Thanks.  I pulled the cover off to reveal the switch.  From inside its compartment, it looks to be in great shape.  No melting or burnt terminals.  I will still replace it and see what happens.


----------



## dr k (Oct 1, 2022)

Aaron Smithey said:


> Thanks.  I pulled the cover off to reveal the switch.  From inside its compartment, it looks to be in great shape.  No melting or burnt terminals.  I will still replace it and see what happens.


Or if you get a male to male connector and bypass the switch or a jumper cord 16-14 guage and see if it's the safety switch.


----------



## Aaron Smithey (Oct 1, 2022)

Yeah.  I will make a jumper and test it.  Thanks.


----------



## tallbm (Oct 1, 2022)

Aaron Smithey said:


> Thanks.  I pulled the cover off to reveal the switch.  From inside its compartment, it looks to be in great shape.  No melting or burnt terminals.  I will still replace it and see what happens.

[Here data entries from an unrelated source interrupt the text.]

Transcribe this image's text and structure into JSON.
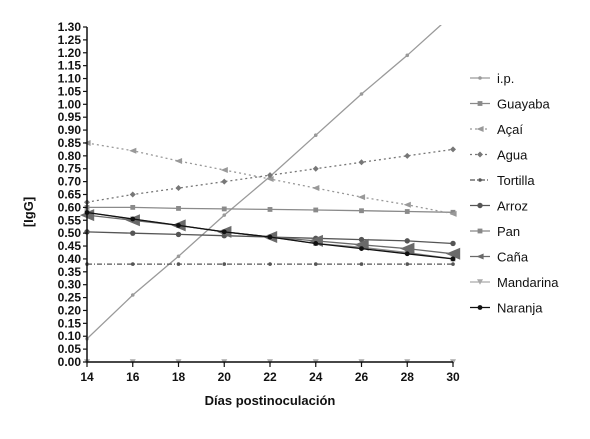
{
  "chart_data": {
    "type": "line",
    "xlabel": "Días postinoculación",
    "ylabel": "[IgG]",
    "xlim": [
      14,
      30
    ],
    "ylim": [
      0,
      1.3
    ],
    "x_ticks": [
      "14",
      "16",
      "18",
      "20",
      "22",
      "24",
      "26",
      "28",
      "30"
    ],
    "y_ticks": [
      "0.00",
      "0.05",
      "0.10",
      "0.15",
      "0.20",
      "0.25",
      "0.30",
      "0.35",
      "0.40",
      "0.45",
      "0.50",
      "0.55",
      "0.60",
      "0.65",
      "0.70",
      "0.75",
      "0.80",
      "0.85",
      "0.90",
      "0.95",
      "1.00",
      "1.05",
      "1.10",
      "1.15",
      "1.20",
      "1.25",
      "1.30"
    ],
    "grid": false,
    "legend_position": "right",
    "x": [
      14,
      16,
      18,
      20,
      22,
      24,
      26,
      28,
      30
    ],
    "series": [
      {
        "name": "i.p.",
        "color": "#9a9a9a",
        "dash": "",
        "marker": "dot-small",
        "values": [
          0.09,
          0.26,
          0.41,
          0.57,
          0.72,
          0.88,
          1.04,
          1.19,
          1.35
        ]
      },
      {
        "name": "Guayaba",
        "color": "#8a8a8a",
        "dash": "",
        "marker": "square",
        "values": [
          0.6,
          0.6,
          0.596,
          0.594,
          0.592,
          0.59,
          0.587,
          0.584,
          0.581
        ]
      },
      {
        "name": "Açaí",
        "color": "#999999",
        "dash": "2,3",
        "marker": "triangle-up",
        "values": [
          0.85,
          0.82,
          0.78,
          0.745,
          0.71,
          0.675,
          0.64,
          0.61,
          0.575
        ]
      },
      {
        "name": "Agua",
        "color": "#777777",
        "dash": "2,3",
        "marker": "diamond",
        "values": [
          0.62,
          0.65,
          0.675,
          0.7,
          0.725,
          0.75,
          0.775,
          0.8,
          0.825
        ]
      },
      {
        "name": "Tortilla",
        "color": "#555555",
        "dash": "5,2,1,2",
        "marker": "dot-small",
        "values": [
          0.38,
          0.38,
          0.38,
          0.38,
          0.38,
          0.38,
          0.38,
          0.38,
          0.38
        ]
      },
      {
        "name": "Arroz",
        "color": "#555555",
        "dash": "",
        "marker": "circle",
        "values": [
          0.505,
          0.5,
          0.495,
          0.49,
          0.485,
          0.48,
          0.475,
          0.47,
          0.46
        ]
      },
      {
        "name": "Pan",
        "color": "#888888",
        "dash": "",
        "marker": "square",
        "values": [
          0.58,
          0.555,
          0.53,
          0.505,
          0.485,
          0.46,
          0.445,
          0.425,
          0.4
        ]
      },
      {
        "name": "Caña",
        "color": "#6a6a6a",
        "dash": "",
        "marker": "triangle-up",
        "values": [
          0.57,
          0.55,
          0.53,
          0.505,
          0.485,
          0.47,
          0.455,
          0.44,
          0.42
        ]
      },
      {
        "name": "Mandarina",
        "color": "#aaaaaa",
        "dash": "",
        "marker": "triangle-down",
        "values": [
          0.0,
          0.0,
          0.0,
          0.0,
          0.0,
          0.0,
          0.0,
          0.0,
          0.0
        ]
      },
      {
        "name": "Naranja",
        "color": "#111111",
        "dash": "",
        "marker": "dot-filled",
        "values": [
          0.58,
          0.555,
          0.53,
          0.505,
          0.485,
          0.46,
          0.44,
          0.42,
          0.4
        ]
      }
    ]
  }
}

Yeah what drK said.  If you can bypass it for the moment and check if you still get the same behavior you can determine whether or not the switch is to blame.

Just be careful when you pull the connectors off and put them back on.  If you wiggle the tabs of the safety switch at all where they connect to the plastic back of the switch, it will melt down on you sooner rather than later.  They are cheap plastic junk ready to fail if you look at them wrong.  That is why I suggest the ceramic ones when possible... they should at least be a little less likely to melt down lol.


----------



## Aaron Smithey (Oct 1, 2022)

The jumper confirmed a bad limiter switch.  Burner started to get hot immediately. 

THANKS!!


----------



## tallbm (Oct 2, 2022)

Aaron Smithey said:


> The jumper confirmed a bad limiter switch.  Burner started to get hot immediately.
> 
> THANKS!!


Glad to hear you found the problem! 
The behavior described sounded like a bat safety limit rollout switch, glad you confirmed it.

Those things are cheap and melt down on a whim.  Being able to access it to easily repair, troubleshoot, etc. is basically a must on these units since the connectors and the switch are so cheap and wear out so fast.

Just be sure you delicately put the new switch and wiring back together.  If you wiggle the tabs at all where they connect to the back of the switch, it will fail on you in short order.
My technique was to sit in my living room and gently put the spade connectors on the switch tabs.  Then go outside and connect the wires to the spade connectors.
FINALLY, fasten the switch back in position.  This helped me keep from stressing those delicate switches.

I hope all this info helps :)


----------